From graduate to tutor
What inspired you to enrol on the course?
I had a dear friend that encouraged me to take this course as I was at a point in my life where I could think of doing something for myself. My family were in a season where they didn’t require so much from me. I had hoped to get my self-confidence back after being out of the “paid workforce” for 15 years.
Can you please tell me a bit about your background, and your journey up to the point of enrolling in the Whanau Ara Mau programme?

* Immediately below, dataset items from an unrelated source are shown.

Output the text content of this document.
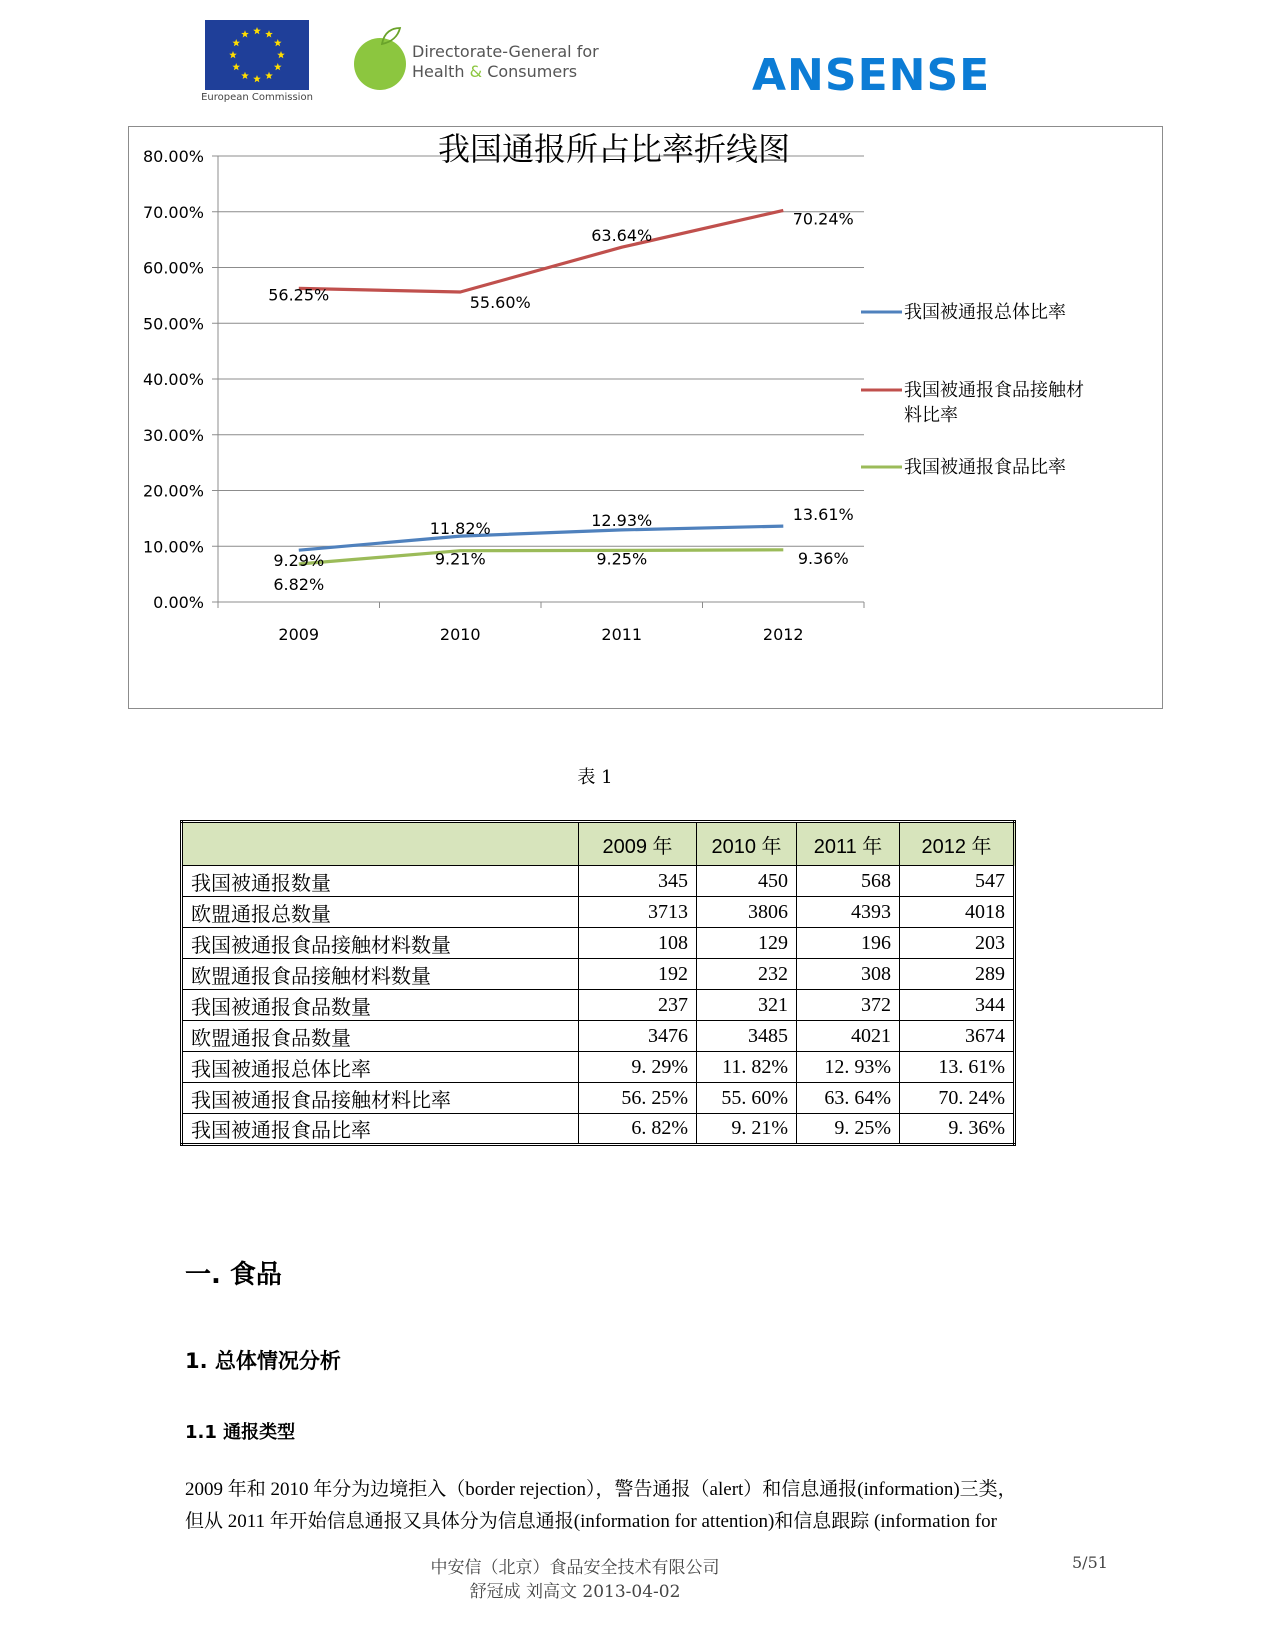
European Commission
Directorate-General for
Health & Consumers	ANSENSE
0.00%
10.00%
20.00%
30.00%
40.00%
50.00%
60.00%
70.00%
80.00%
2009	2010	2011	2012
9.29%
11.82%	12.93%	13.61%
56.25%	55.60%
63.64%
70.24%
6.82%
9.21%	9.25%	9.36%
我国通报所占比率折线图
我国被通报总体比率
我国被通报食品接触材
料比率
我国被通报食品比率
表 1
	2009 年	2010 年	2011 年	2012 年
我国被通报数量	345	450	568	547
欧盟通报总数量	3713	3806	4393	4018
我国被通报食品接触材料数量	108	129	196	203
欧盟通报食品接触材料数量	192	232	308	289
我国被通报食品数量	237	321	372	344
欧盟通报食品数量	3476	3485	4021	3674
我国被通报总体比率	9. 29%	11. 82%	12. 93%	13. 61%
我国被通报食品接触材料比率	56. 25%	55. 60%	63. 64%	70. 24%
我国被通报食品比率	6. 82%	9. 21%	9. 25%	9. 36%
一. 食品
1. 总体情况分析
1.1 通报类型
2009 年和 2010 年分为边境拒入（border rejection），警告通报（alert）和信息通报(information)三类，
但从 2011 年开始信息通报又具体分为信息通报(information for attention)和信息跟踪 (information for
中安信（北京）食品安全技术有限公司
舒冠成 刘高文 2013-04-02
5/51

I have been married to Daniel for 30 years and have five children aged (29 ,27, 16, 15 and 13 years old), one daughter in law and one grandson. I have completed Specialised Training (from Christian Counselling to Social Skills Cert and Home Education Certificate) and served in my community for over 30 years. Professionally, I’ve worked for Work and Income NZ, Auckland Council and a couple of primary schools.
What did you get out of the programme? What were the biggest benefits?
It gave me the time to grow and heal. I had more “ME time” and that gave me the ability to take care of myself in the areas of my spiritual health, physical health, mental health and family health. The biggest benefit was the holistic approach – that I am a healthy wife/mother/daughter/aunty and friend to those close to me.
How did this course change you, and your career and personal journeys?
I had just finished home-schooling my younger three children and after 15 years out of the professional work force I wasn’t sure where to go to next. I never thought I would end up teaching adults. Through this teaching journey I have learnt more about my strengths and therefore able to help the students do the same.
You’re now teaching WAM in our Panmure site, what inspired you to become a tutor?
Sarah Abbott my WAM tutor and my mother Maria.
Tell me a bit about your role – what are the highs and lows? How did your Whanau Ara Mua studies help prepare you to guide other women?
My role is to facilitate the WAM program. A high is being a part of the student’s journey as they grow and how it positively affects their families. One of the lows is watching potential students unable to complete the course because of personal issues.
Do you have some advice or words of wisdom that you could share with anyone considering taking that first step and enrolling in the Whanau Ara Mua programme?
This is a life changing journey. Be kind to yourself. This is where it starts.